このフィルムの屈折率を、京都電子工業製の屈折率計(型番RA−130)で測定した。
(5)表面張力
組成物の表面張力を、協和界面製の接触角計(型番PCA−1)で測定した。
(6)密着性
石英ガラス片(寸法76mm×52mm×1mm)の表面上に、組成物を塗布して厚み50μmの塗膜を形成し、この塗膜の上に別の石英ガラス片(寸法76mm×52mm×1mm)を重ねた。続いて、塗膜を、パナソニック電工株式会社製のLED−UV照射器(ピーク波長365nm)を用いて、約3000mW/cm2の条件で10秒間紫外線照射することで、硬化させた。次に、二つの石英ガラス片の間の密着強度を、JIS K6854に基づくT字ピール試験を行うことで、評価した。
(7)ガラス転移温度(Tg)
組成物を塗布して塗膜を作製し、この塗膜を、パナソニック電工株式会社製のLED−UV照射器(ピーク波長365nm)を用いて、約3000mW/cm2の条件で10秒間紫外線照射することで光硬化させ、厚み200μmのフィルムを作製した。このフィルムから切り出したサンプルのガラス転移温度を、粘弾性測定装置(日立ハイテクサイエンス社製、型番DMA7100)を用いて測定した。
(8)水分量
組成物中にモレキュラーシーブ4Aタイプ(ユニオン昭和製)を20phrの割合で加えてから、組成物を振とう機で5時間振とうすることで水分を除去し、サンプルを得た。

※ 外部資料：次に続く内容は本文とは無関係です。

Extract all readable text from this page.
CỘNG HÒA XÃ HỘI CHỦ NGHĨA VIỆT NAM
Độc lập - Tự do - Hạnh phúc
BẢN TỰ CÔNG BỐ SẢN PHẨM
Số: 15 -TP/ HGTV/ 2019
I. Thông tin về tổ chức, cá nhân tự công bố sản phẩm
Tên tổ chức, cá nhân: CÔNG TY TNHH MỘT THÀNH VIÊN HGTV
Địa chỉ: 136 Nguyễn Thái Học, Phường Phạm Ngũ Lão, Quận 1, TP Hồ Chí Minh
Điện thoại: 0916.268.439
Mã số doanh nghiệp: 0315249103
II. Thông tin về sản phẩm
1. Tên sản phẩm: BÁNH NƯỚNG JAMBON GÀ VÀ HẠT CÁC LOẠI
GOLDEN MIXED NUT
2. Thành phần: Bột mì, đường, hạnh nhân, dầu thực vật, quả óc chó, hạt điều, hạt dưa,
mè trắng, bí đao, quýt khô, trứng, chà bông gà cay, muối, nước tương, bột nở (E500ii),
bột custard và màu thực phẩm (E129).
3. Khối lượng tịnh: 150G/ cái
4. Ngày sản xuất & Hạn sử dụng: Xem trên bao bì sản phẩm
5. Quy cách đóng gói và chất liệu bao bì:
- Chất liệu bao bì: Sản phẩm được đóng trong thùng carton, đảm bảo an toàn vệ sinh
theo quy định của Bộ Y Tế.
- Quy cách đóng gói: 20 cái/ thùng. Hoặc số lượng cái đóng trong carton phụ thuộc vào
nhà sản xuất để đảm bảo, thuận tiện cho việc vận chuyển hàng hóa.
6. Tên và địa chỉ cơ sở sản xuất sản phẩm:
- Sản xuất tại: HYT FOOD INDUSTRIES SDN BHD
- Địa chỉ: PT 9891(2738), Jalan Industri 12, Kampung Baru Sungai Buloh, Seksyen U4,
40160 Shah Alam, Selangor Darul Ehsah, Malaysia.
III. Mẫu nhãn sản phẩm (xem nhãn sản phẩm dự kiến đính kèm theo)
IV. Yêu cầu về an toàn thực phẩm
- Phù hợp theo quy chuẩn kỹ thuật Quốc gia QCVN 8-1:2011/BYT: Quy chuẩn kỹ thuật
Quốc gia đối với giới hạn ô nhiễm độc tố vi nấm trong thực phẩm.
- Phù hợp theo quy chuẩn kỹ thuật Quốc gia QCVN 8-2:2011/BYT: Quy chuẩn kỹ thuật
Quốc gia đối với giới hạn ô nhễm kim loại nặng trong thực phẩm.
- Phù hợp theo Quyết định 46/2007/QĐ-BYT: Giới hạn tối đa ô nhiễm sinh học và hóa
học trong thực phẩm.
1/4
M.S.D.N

このサンプルの水分量を、カールフィッシャー水分量計MKC−710M(京都電子工業)で測定した。
(9)透過率
組成物を塗布して塗膜を作製し、この塗膜を、パナソニック電工株式会社製のLED−UV照射器(ピーク波長365nm)を用いて、約3000mW/cm2の条件で10秒間紫外線照射して光硬化させることで、厚み10μmのフィルムを作製した。このフィルムの、JIS K7361−1による全光線透過率を測定した。
(10)吸湿性
Ar雰囲気下のグローブボックス内で、組成物を塗布して塗膜を作製し、この塗膜を、パナソニック電工株式会社製のLED−UV照射器(ピーク波長365nm)を用いて、約3000mW/cm2の条件で10秒間紫外線照射することで光硬化させることで、厚み10μmのフィルムを作製した。
このフィルムを、真空乾燥器を用いて、加熱温度120℃、加熱時間3時間の条件で真空乾燥してから、このフィルムの質量を測定した。この測定結果を初期質量(M0)とする。続いて、フィルムを85℃、85%RHの条件下に24時間曝露してから、フィルムの質量を測定した。この測定結果を吸湿後質量(M)という。これらの初期質量(M0)及び吸湿後質量(M)から、吸湿率を、(M−M0)/M0×100(質量%)の式で算出した。
その結果、吸湿率が2質量%以上の場合を「AA」、1質量%以上2質量%未満の場合を「A」、0.5質量%以上1質量%未満の場合を「B」、0.1質量%以上0.5質量%未満の場合を「C」と、0.1質量%未満の場合を「D」と、評価した。